What were the genetic effects of Europe's first farmers settling down and mixing with local hunter-gatherers? This is the question that a recent study done by the Francis Crick Institute, a biomedical research center in London, sought to answer.
The researchers found that diversity in genetic coding for immunity may have facilitated adaptation to farming lifestyles in prehistoric periods.
Arrival in Europe
The peer-reviewed study published in the scientific journal Current Biology looks at genome-wide DNA from 677 individuals, who belonged to the early Neolithic groups from Anatolia that spread and settled across Europe in the period from 10,000 to 5,000 years ago and became the first European farmers.
“When farming groups expanded from the Near East into Europe and mixed with local hunter-gatherers, the natural prediction would be that the farmers’ immunity genes would be best adapted to the farming lifestyle and thus selected for."Potus Skoglund, research team member
Throughout the course of their research, they found support for the previous view that the transition to farming had increased natural selection and improved immunity against diseases - but discovered that diversity in genes associated with immunity may have been just as important.
After settling down in their new surroundings, the groups of Neolithic farmers inevitably began mixing with the local population, which until then was made up of groups of Mesolithic hunter-gatherers. By around 4,000 BCE, the farmers derived 20%–30% of their ancestry and genes from hunter-gatherers.
The new cultural and geographical surroundings along with higher population density and higher proximity to domesticated animals would increase the chance of sickness and disease, raising the question of what effects this new landscape had on the mixed genetics of the population.
“It was really exciting to see for the first time that immunity is important for the transition to farming in a prehistoric population. The later Neolithic people had far more farmer ancestry in general, so we expected to see the same at the MHC region, especially as many diseases have been linked to Neolithic periods," said Tom Davy, PhD student at the Francis Crick Institute.
"But we saw about 50:50 ancestry from Neolithic farmers and Mesolithic hunter-gatherers here, showing that natural selection favored genes from the hunter-gatherers already in Europe."
Evolution and preferential treatment
Looking at the major histocompatibility complex (MHC), a genetic region responsible for immune responses to diseases, the researchers found evidence of rapid evolution, as expected. But they found more Mesolithic hunter-gatherer ancestry than they originally would have thought, which means that genetic variants that were present in the local population were passed down preferentially.
“The shift to farming was an important transition all over the world, resulting in changing diets and exposure to infectious disease," Potus Skoglund, a member of the research team said.

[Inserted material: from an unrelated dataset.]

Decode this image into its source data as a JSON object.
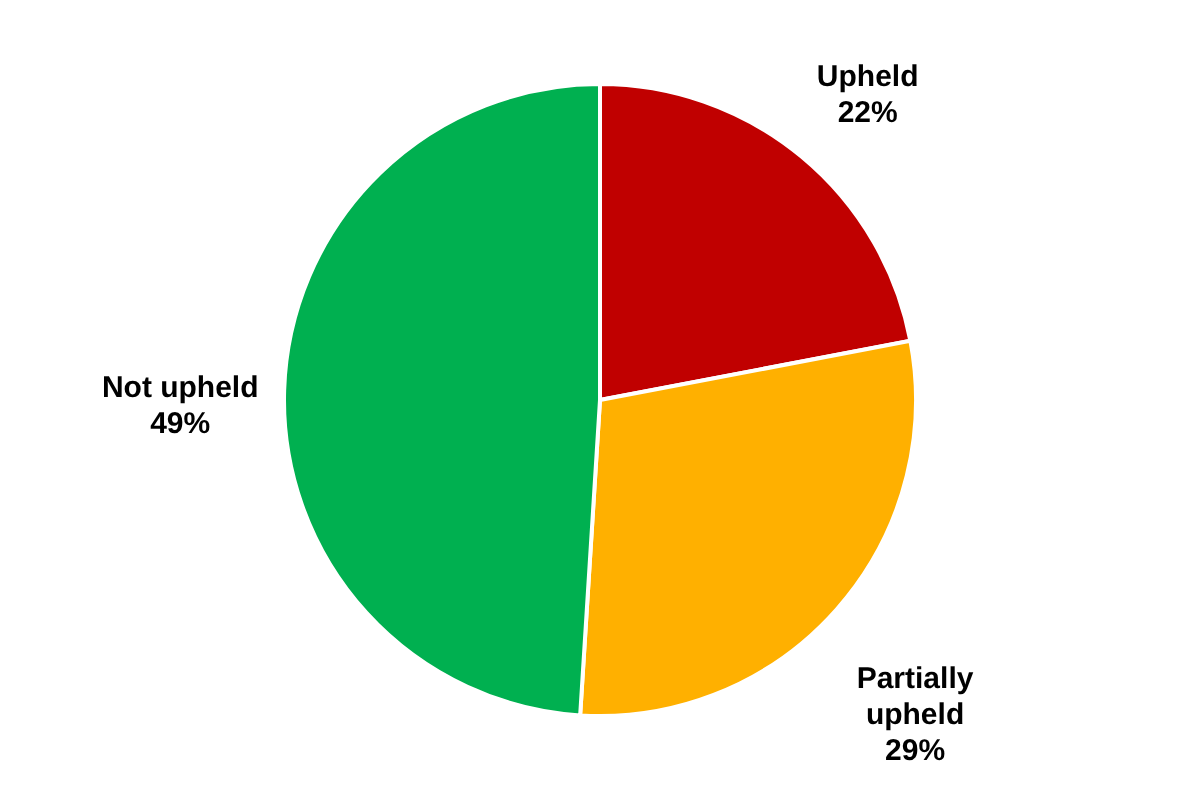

“When farming groups expanded from the Near East into Europe and mixed with local hunter-gatherers, the natural prediction would be that the farmers’ immunity genes would be best adapted to the farming lifestyle and thus selected for."
Attempting to explain this phenomenon, the research team speculated that the local population may have already been adapted to bacteria and viruses that were present in Europe, or that it was simply advantageous to have many different forms of genes.
“At the moment we’re not quite sure why this happened, but a proposal is that the European hunter-gatherers had genetic variations which allowed them to fight Europe-specific diseases," Skoglund said. "Or picking up a variety of genes from both hunter-gatherers and farmers was beneficial because it resulted in lots of diversity at this major group of genes, allowing people to better fight off disease.”
He added: “This study revealed natural selection during the agricultural transition in one region of the world, Europe, but other regions are not well understood. Future ancient-DNA studies will also be able to address to what extent immunity was a key target also in other periods of environmental and lifestyle change during human evolution.”